Después de dos años sin marchas producto de la pandemia, los organismos de derechos humanos de Rosario, junto a organizaciones políticas, sociales y sindicales, salieron masivamente a la calle para conmemorar el golpe cívico-militar que instauró en 1976 un régimen de terror y un plan económico del cual hoy persisten sus consecuencias. El Espacio Juicio y Castigo, que nuclea a varias agrupaciones de DDHH, consensuó un documento (leído en el acto central en el Monumento) donde además de recordar los estragos promovidos por el Proceso, plantea consignas y demandas actuales en un contexto político y económico dominado por el reciente acuerdo entre el gobierno de Alberto Fernández con el FMI.
Juane
Este año la conmemoración tuvo un signo muy emotivo. Fue la primera vez en años que al momento de la lectura del documento hubo una ausencia notable, la de Juane Basso, el periodista y reconocido militante de la agrupación Hijos, fallecido a principios de marzo de 2021. Durante toda la jornada, desde la pantalla ubicada en el escenario, se proyectaron imágenes de Juane.
Desafiando el mal tiempo, miles de personas se agruparon con sus respectivos estandartes para protagonizar una de las movilizaciones más grandes que se recuerden en Rosario. La marcha la encabezó la bandera con la inscripción de los 30 mil desaparecidos. Detrás de esa consigna se ubicaron las organizaciones políticas, sindicales y sociales.
La concentración fue en la Plaza San Martín y desde allí marcharon hasta los Tribunales Federales (sede los juicios contra los represores). Luego la columna, que sobrepasó las 20 cuadras, bajó por San Luis hasta Buenos Aires para drenar hasta el Parque Nacional a la Bandera, donde se ubicó el escenario en el que desde temprano tocaron varias bandas musicales y desde donde se leyó la proclama unificada.

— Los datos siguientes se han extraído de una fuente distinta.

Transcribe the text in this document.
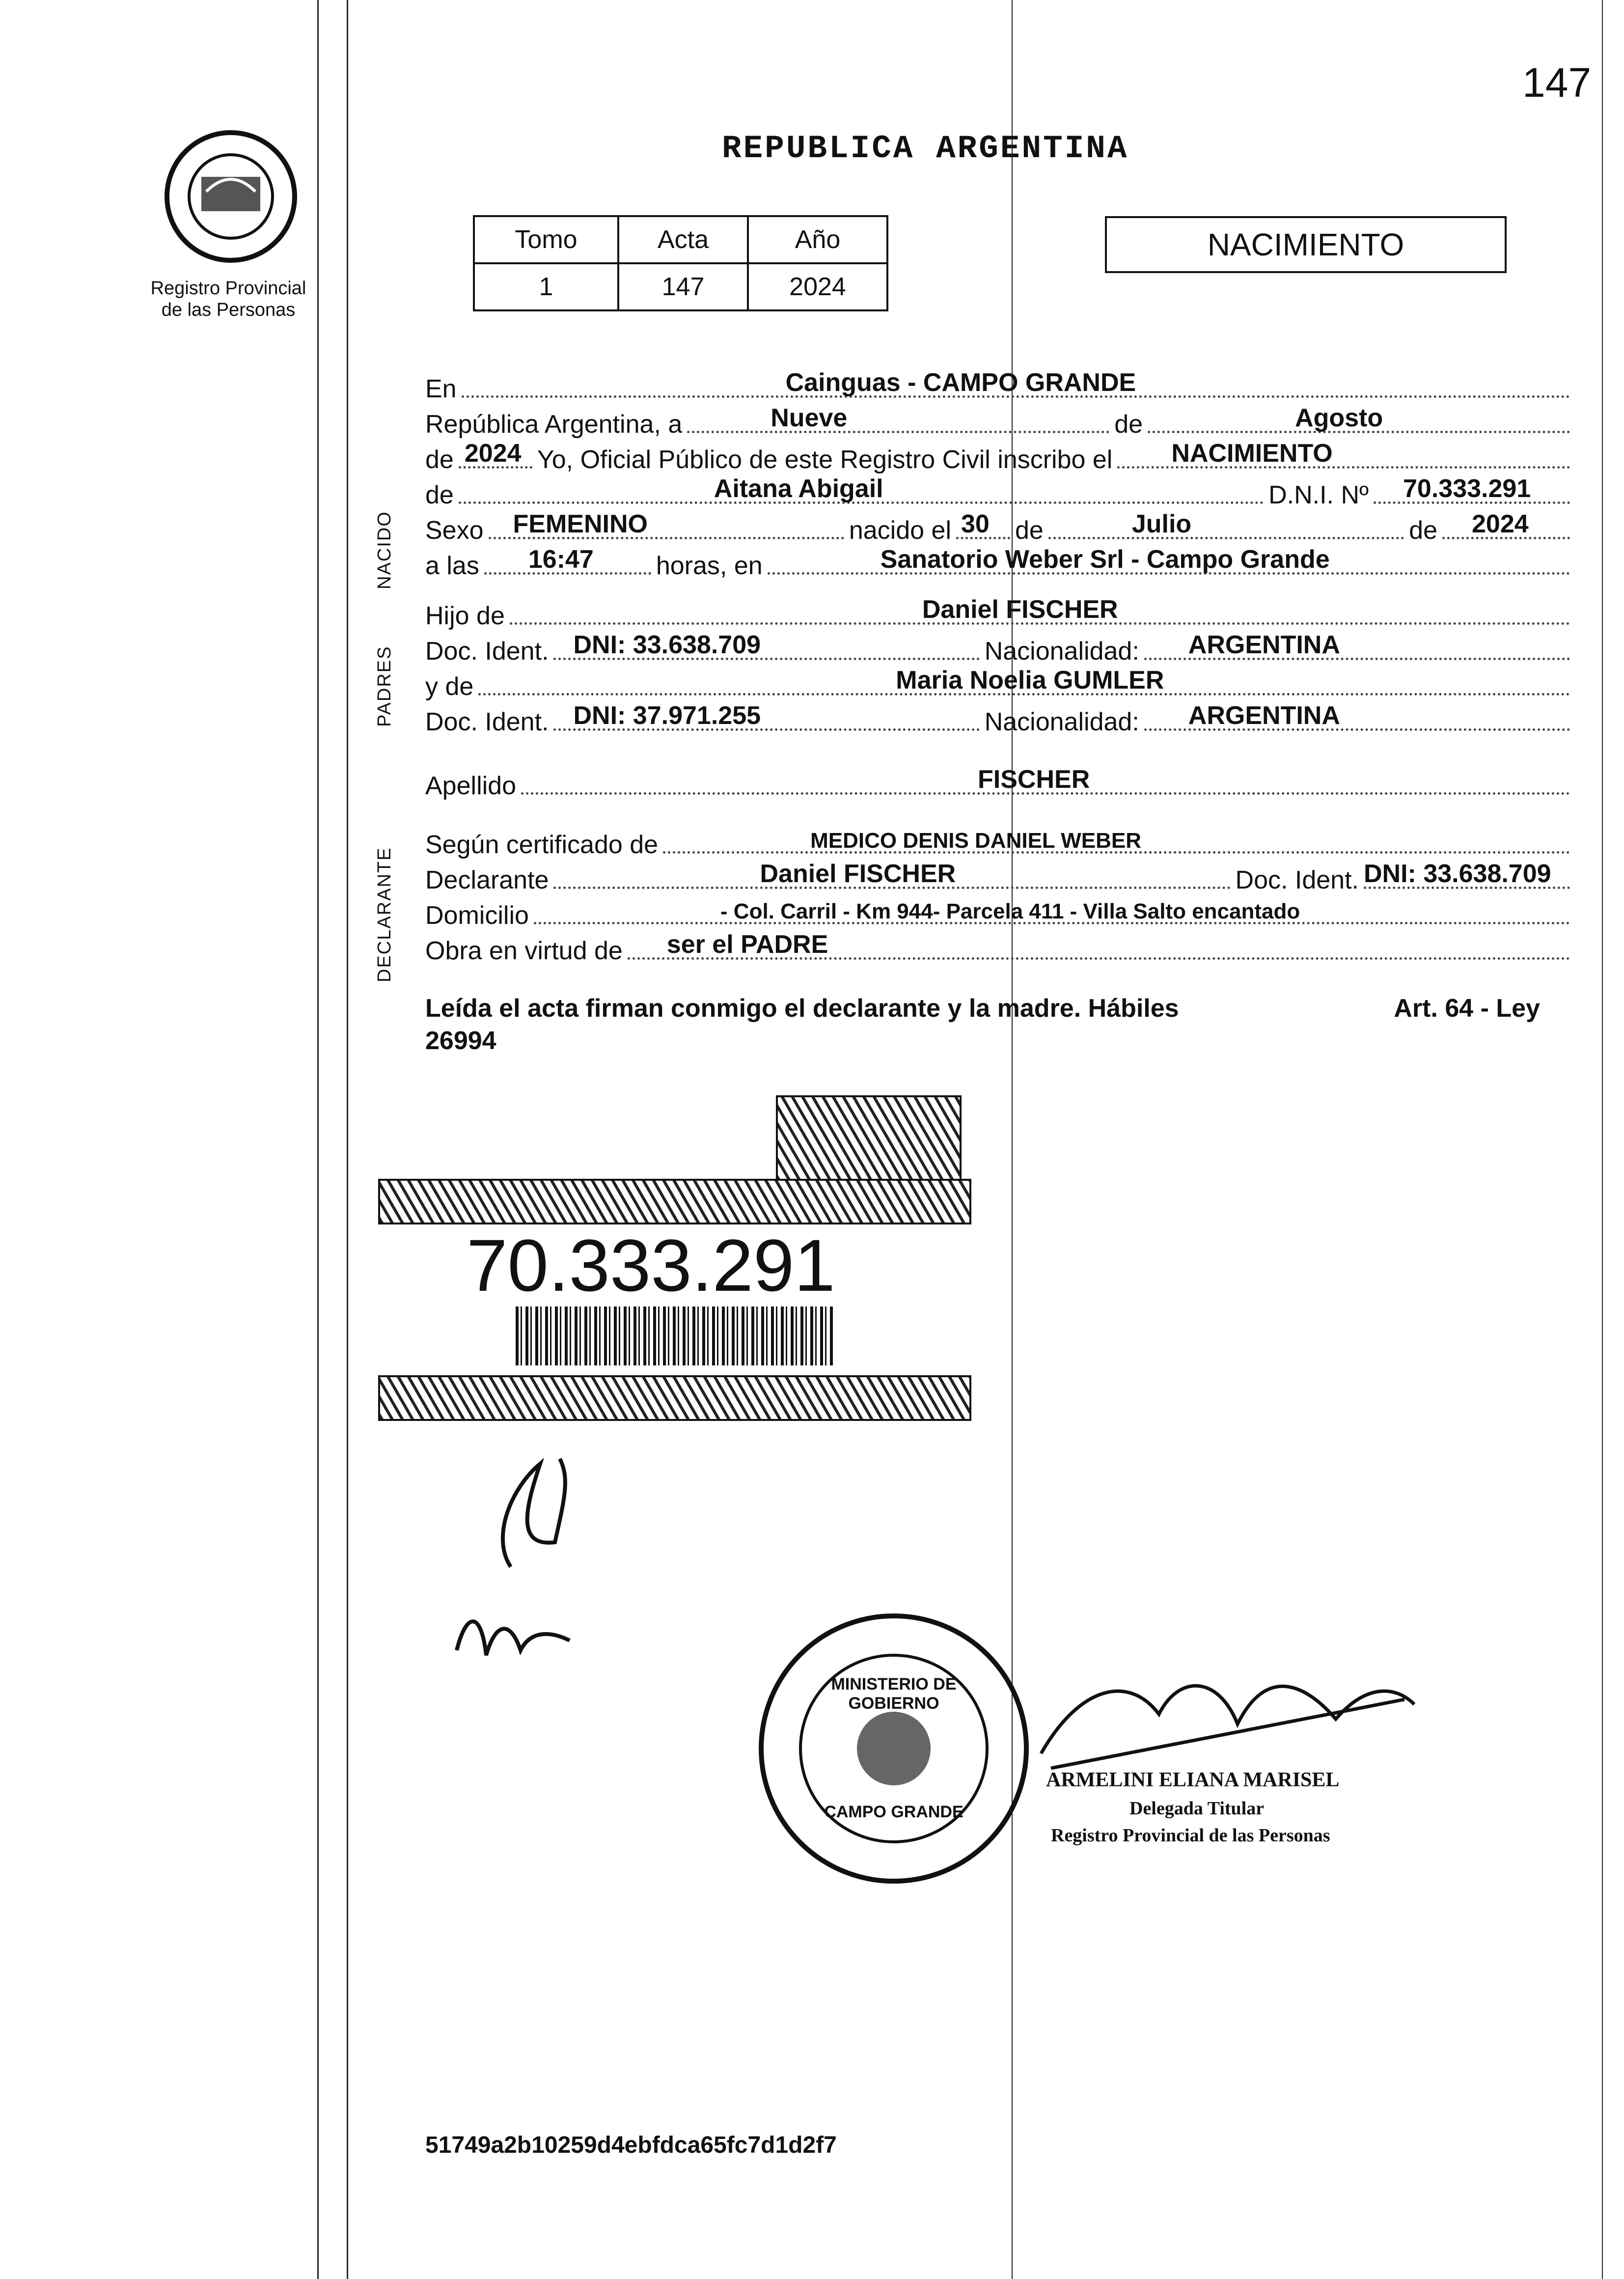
147
Registro Provincial
de las Personas
REPUBLICA ARGENTINA
Tomo	Acta	Año
1	147	2024
NACIMIENTO
NACIDO
PADRES
DECLARANTE
En	Cainguas - CAMPO GRANDE
República Argentina, a	Nueve	de	Agosto
de 2024 Yo, Oficial Público de este Registro Civil inscribo el NACIMIENTO
de	Aitana Abigail	D.N.I. Nº 70.333.291
Sexo FEMENINO	nacido el 30 de	Julio	de 2024
a las 16:47 horas, en	Sanatorio Weber Srl - Campo Grande
Hijo de	Daniel FISCHER
Doc. Ident. DNI: 33.638.709	Nacionalidad: ARGENTINA
y de	Maria Noelia GUMLER
Doc. Ident. DNI: 37.971.255	Nacionalidad: ARGENTINA
Apellido	FISCHER
Según certificado de	MEDICO DENIS DANIEL WEBER
Declarante	Daniel FISCHER	Doc. Ident. DNI: 33.638.709
Domicilio	- Col. Carril - Km 944- Parcela 411 - Villa Salto encantado
Obra en virtud de ser el PADRE
Leída el acta firman conmigo el declarante y la madre. Hábiles	Art. 64 - Ley
26994
70.333.291
MINISTERIO DE GOBIERNO
CAMPO GRANDE
ARMELINI ELIANA MARISEL
Delegada Titular
Registro Provincial de las Personas
51749a2b10259d4ebfdca65fc7d1d2f7
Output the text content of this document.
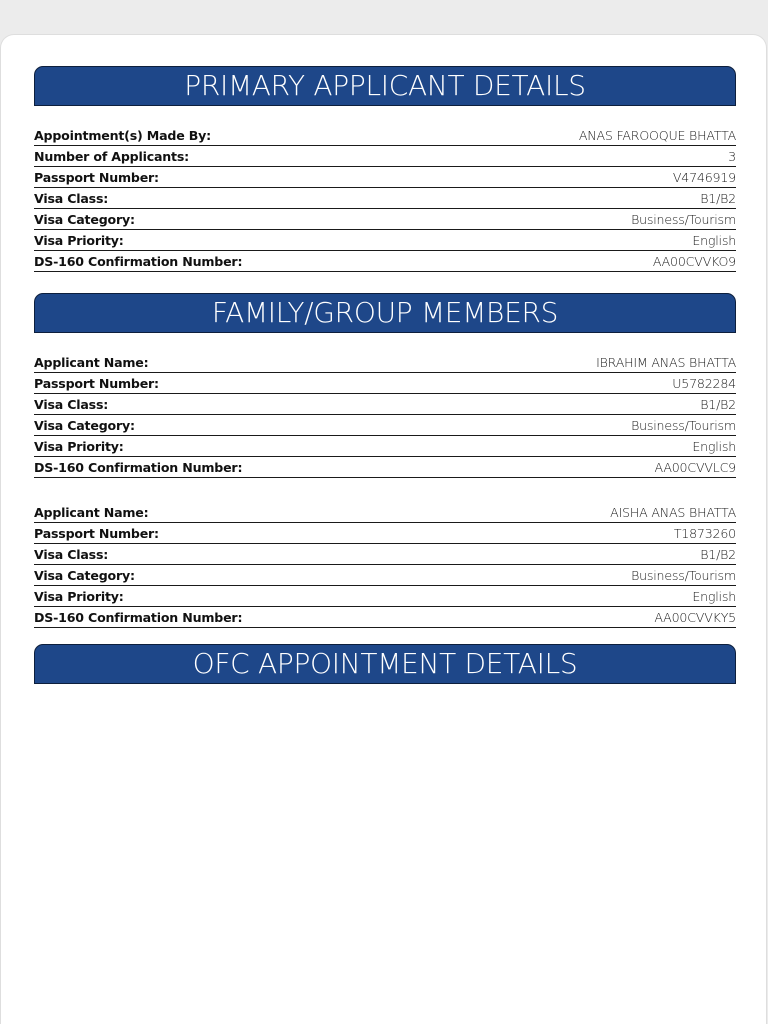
PRIMARY APPLICANT DETAILS
Appointment(s) Made By:	ANAS FAROOQUE BHATTA
Number of Applicants:	3
Passport Number:	V4746919
Visa Class:	B1/B2
Visa Category:	Business/Tourism
Visa Priority:	English
DS-160 Confirmation Number:	AA00CVVKO9
FAMILY/GROUP MEMBERS
Applicant Name:	IBRAHIM ANAS BHATTA
Passport Number:	U5782284
Visa Class:	B1/B2
Visa Category:	Business/Tourism
Visa Priority:	English
DS-160 Confirmation Number:	AA00CVVLC9
Applicant Name:	AISHA ANAS BHATTA
Passport Number:	T1873260
Visa Class:	B1/B2
Visa Category:	Business/Tourism
Visa Priority:	English
DS-160 Confirmation Number:	AA00CVVKY5
OFC APPOINTMENT DETAILS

Salvo la izquierda dura, que acompañó en la marcha pero hizo un acto aparte, la mayoría de las organizaciones se recuestan e identifican con el legado kirchnerista. Esta pertenencia se reflejó en varios pasajes del documento, con críticas más veladas que explícitas: “Si bien hoy están en el gobierno sectores populares, la derecha controla las palancas principales de la producción, las finanzas y la economía, con medios de comunicación y con el Poder Judicial. Están al acecho y lo hacen notar”.
Pero a la hora de referirse al acuerdo con el FMI votado recientemente en el Congreso, la crítica fue directa: “Hoy debemos —otra vez— decir no al pago de la deuda. Una deuda ilegal e ilegítima que por impagable nos sumirá en más pobreza, más exclusión y pérdida de soberanía. Exigimos una verdadera investigación y juicio y castigo a los culpables”.
La última vez que se hizo este tipo fue el 24 de marzo de 2019, cuando aún gobernaba Mauricio Macri. Los organizadores equipararon esta gestión con la que encabezó Carlos Menem en los 90. “El pueblo logró reconquistar la democracia, pero todavía hay que dar pelea a una derecha organizada que intenta desestabilizar por varios caminos. Lo hicieron en los 90 con los mandatos de Menem y volvieron luego con Macri, que luego de 4 años de gobierno dejó gran cantidad de desocupados y presos políticos en todo el país; la desaparición y muerte de Santiago Maldonado y Rafael Nahuel entre otros. Además, aumentó la violencia institucional y persecución a quienes luchan, con militarización y criminalización a los barrios populares, dejando vía libre a la narcocriminalidad con sus secuelas de violencia y muerte. En síntesis, un país destruido”, reflejaron en el documento.
Guerra judicial
En otra parte de la proclama, los organismos se meten de lleno en la causa de espionaje ilegal en la provincia y denuncian una persecución judicial contra el equipo de funcionarios que trabajaron con el ex ministro de Seguridad Marcelo Sain. En este punto, acusan a sectores políticos, del Poder Judicial y de la policía de connivencia con la mafia.
“El más claro ejemplo de esto es el «lawfare» a la santafesina que se está llevando en contra de nuestra compañera Nadia Schujman y los 12 trabajadores del Ministerio de Seguridad. Los fiscales Mariela Jiménez y el Fiscal Ezequiel Hernández son los encargados de llevar adelante «una causa» llena de incertidumbres y sin pruebas reales, en contra de quienes trabajaron por desarticular y condenar este entramado mafioso en el cual nuestra provincia está inmerso”, señalaron.
Una vez terminado el acto central, y a la par que la gente se fue desconcentrando, los que se quedaron pudieron disfrutar distintos musicales.